Pour la première fois en plus de deux ans, la Banque des États de l’Afrique centrale (BEAC) a décidé d’assouplir sa politique monétaire en réduisant ses taux directeurs. Cette décision, motivée par un ralentissement de l’inflation, vise à stimuler l’économie sous-régionale. Toutefois, des incertitudes persistent quant aux risques d’un éventuel retour des tensions inflationnistes.
Réuni le 24 mars 2025, le Comité de Politique Monétaire (CPM) de la BEAC a annoncé une baisse de ses taux directeurs, marquant ainsi un tournant après plus de deux ans de statu quo. Cette mesure s’inscrit dans un contexte de ralentissement de l’inflation en zone Cemac, offrant ainsi une marge de manœuvre pour soutenir l’économie.
Concrètement, le taux d’intérêt des appels d’offres a été abaissé de 5 % à 4,5 %, tandis que le taux de facilité de prêt marginal est passé de 6,75 % à 6 %. En revanche, la facilité de dépôt demeure inchangée à 0 %, tout comme les coefficients des réserves obligatoires fixés à 7 % pour les dépôts à vue et 4,5 % pour les dépôts à terme. « La pression inflationniste dans la zone Cemac suit une tendance baissière, et nous anticipons une diminution encore plus marquée cette année », a déclaré Yvon Sana Bangui, gouverneur de la BEAC, soulignant également la bonne tenue des réserves de change.
Si cette décision se justifie par la détente des prix, certains analystes s’interrogent sur les risques d’un éventuel retour de l’inflation. L’économie sous-régionale reste fragile, et un assouplissement monétaire pourrait alimenter de nouvelles tensions inflationnistes.
Toutefois, la BEAC se veut rassurante. Selon son gouverneur, l’inflation en zone Cemac est essentiellement importée et non d’origine monétaire. « La solution réside dans la mise en œuvre des stratégies d’import-substitution de nos États », a-t-il précisé, insistant sur la nécessité de renforcer la production locale pour réduire la dépendance aux importations.

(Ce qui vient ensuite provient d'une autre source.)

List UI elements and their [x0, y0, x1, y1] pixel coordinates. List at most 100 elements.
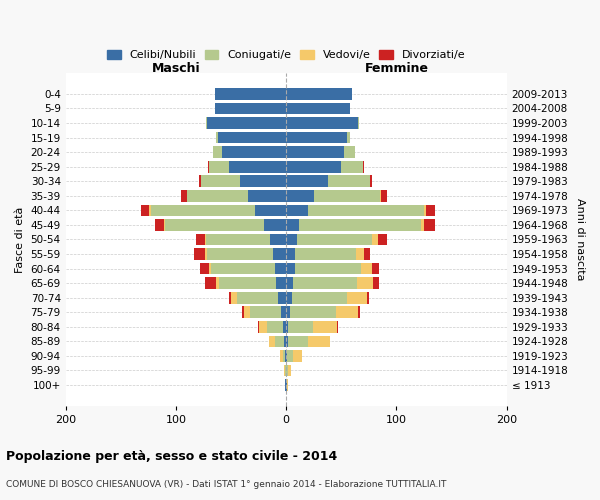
Bar	[149, 204, 151, 216]
Bar	[286, 350, 287, 362]
Bar	[264, 219, 286, 230]
Bar	[370, 176, 372, 187]
Bar	[208, 161, 209, 172]
Bar	[336, 306, 358, 318]
Bar	[286, 248, 295, 260]
Bar	[424, 204, 426, 216]
Bar	[289, 321, 313, 332]
Bar	[356, 248, 364, 260]
Bar	[181, 190, 187, 202]
Bar	[285, 364, 286, 376]
Bar	[229, 161, 286, 172]
Bar	[313, 321, 337, 332]
Bar	[284, 336, 286, 347]
Bar	[164, 219, 165, 230]
Bar	[286, 88, 352, 100]
Bar	[424, 219, 435, 230]
Bar	[286, 321, 289, 332]
Bar	[292, 292, 347, 304]
Bar	[256, 204, 286, 216]
Bar	[236, 292, 278, 304]
Bar	[286, 336, 289, 347]
Bar	[151, 204, 256, 216]
Bar	[276, 278, 286, 289]
Bar	[250, 306, 281, 318]
Bar	[299, 219, 421, 230]
Bar	[358, 306, 360, 318]
Bar	[287, 350, 293, 362]
Bar	[337, 321, 338, 332]
Text: Maschi: Maschi	[152, 62, 200, 75]
Bar	[289, 364, 290, 376]
Bar	[286, 204, 308, 216]
Bar	[341, 161, 364, 172]
Bar	[293, 278, 357, 289]
Bar	[257, 321, 259, 332]
Bar	[357, 278, 373, 289]
Bar	[380, 190, 381, 202]
Bar	[278, 292, 286, 304]
Bar	[155, 219, 164, 230]
Bar	[269, 336, 275, 347]
Bar	[207, 248, 273, 260]
Bar	[347, 292, 367, 304]
Bar	[286, 262, 295, 274]
Bar	[209, 262, 211, 274]
Bar	[308, 204, 424, 216]
Bar	[219, 278, 276, 289]
Bar	[347, 132, 350, 143]
Bar	[194, 248, 205, 260]
Bar	[372, 234, 378, 245]
Bar	[268, 321, 283, 332]
Bar	[199, 176, 201, 187]
Y-axis label: Anni di nascita: Anni di nascita	[575, 198, 585, 280]
Bar	[214, 146, 222, 158]
Bar	[285, 379, 286, 391]
Bar	[231, 292, 236, 304]
Bar	[215, 88, 286, 100]
Bar	[215, 278, 219, 289]
Bar	[281, 306, 286, 318]
Bar	[295, 262, 361, 274]
Legend: Celibi/Nubili, Coniugati/e, Vedovi/e, Divorziati/e: Celibi/Nubili, Coniugati/e, Vedovi/e, Di…	[103, 45, 469, 64]
Bar	[280, 350, 283, 362]
Bar	[285, 350, 286, 362]
Bar	[283, 350, 285, 362]
Bar	[229, 292, 231, 304]
Bar	[201, 176, 240, 187]
Bar	[358, 117, 359, 129]
Bar	[269, 234, 286, 245]
Bar	[205, 234, 206, 245]
Bar	[373, 278, 379, 289]
Bar	[218, 132, 286, 143]
Bar	[372, 262, 379, 274]
Bar	[259, 321, 268, 332]
Bar	[273, 248, 286, 260]
Bar	[364, 248, 370, 260]
Bar	[206, 234, 269, 245]
Bar	[206, 117, 207, 129]
Bar	[295, 248, 356, 260]
Bar	[289, 336, 308, 347]
Bar	[140, 204, 149, 216]
Bar	[283, 321, 286, 332]
Bar	[287, 379, 289, 391]
Bar	[286, 234, 297, 245]
Bar	[275, 262, 286, 274]
Bar	[196, 234, 205, 245]
Bar	[286, 132, 347, 143]
Text: Femmine: Femmine	[364, 62, 428, 75]
Bar	[215, 102, 286, 115]
Bar	[242, 306, 244, 318]
Bar	[222, 146, 286, 158]
Bar	[381, 190, 386, 202]
Bar	[207, 117, 286, 129]
Bar	[308, 336, 331, 347]
Bar	[314, 190, 380, 202]
Bar	[200, 262, 209, 274]
Bar	[286, 190, 314, 202]
Bar	[211, 262, 275, 274]
Bar	[205, 248, 207, 260]
Bar	[361, 262, 372, 274]
Bar	[367, 292, 369, 304]
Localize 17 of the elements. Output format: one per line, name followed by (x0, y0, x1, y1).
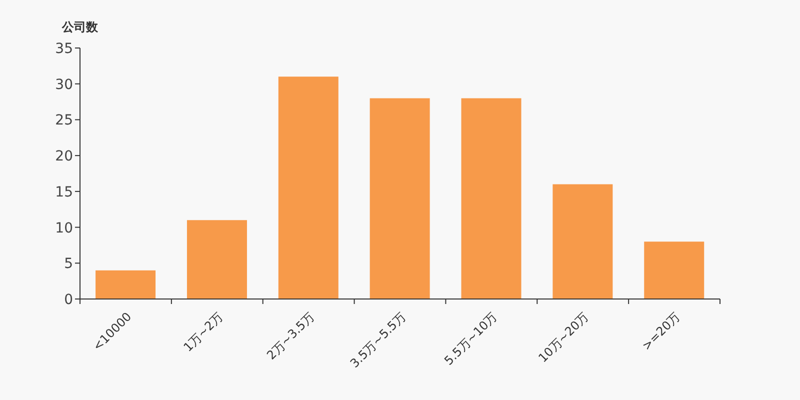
y-tick-label: 20 (55, 148, 73, 165)
bar (278, 76, 338, 299)
bar (370, 98, 430, 299)
y-tick-label: 30 (55, 76, 73, 93)
y-axis-title: 公司数 (62, 19, 98, 36)
bar (644, 242, 704, 299)
y-tick-label: 10 (55, 220, 73, 236)
bar (96, 270, 156, 299)
bar (552, 184, 613, 299)
y-tick-label: 5 (64, 256, 73, 272)
y-tick-label: 25 (55, 112, 73, 129)
y-tick-label: 35 (55, 40, 73, 57)
y-tick-label: 15 (55, 184, 73, 200)
bar (461, 98, 522, 299)
bar (186, 220, 247, 299)
y-tick-label: 0 (64, 292, 73, 308)
x-tick-label: 1万~2万 (180, 310, 226, 354)
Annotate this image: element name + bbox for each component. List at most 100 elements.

Malgré ces incertitudes, la BEAC affiche un optimisme prudent quant aux perspectives économiques de la sous-région. La croissance devrait s’accélérer pour atteindre 2,9 % en 2025, contre 2,6 % en 2024, portée par le dynamisme des secteurs non pétroliers. Parallèlement, l’inflation devrait reculer à 2,9 %, repassant sous la norme communautaire.
Les réserves de change, indicateur clé de la stabilité financière, devraient progresser de 4 % pour atteindre 7 584,9 milliards FCFA, avec un taux de couverture extérieure de 76,1 %.
Si ces indicateurs sont encourageants, la banque centrale appelle néanmoins à la prudence. La volatilité des prix des matières premières, la forte dépendance aux revenus pétroliers et les déséquilibres budgétaires restent des menaces pour la stabilité économique de la région.
Dans cette optique, la BEAC exhorte les États membres à poursuivre les réformes structurelles, notamment en renforçant l’industrialisation et en diversifiant leurs économies. Une stratégie qui permettrait de limiter l’exposition aux chocs externes et d’assurer une croissance plus résiliente.
Avec cet assouplissement monétaire, la BEAC tente donc d’équilibrer soutien à la reprise et vigilance face aux risques inflationnistes. Reste à voir si cette stratégie portera ses fruits sans raviver les tensions sur les prix.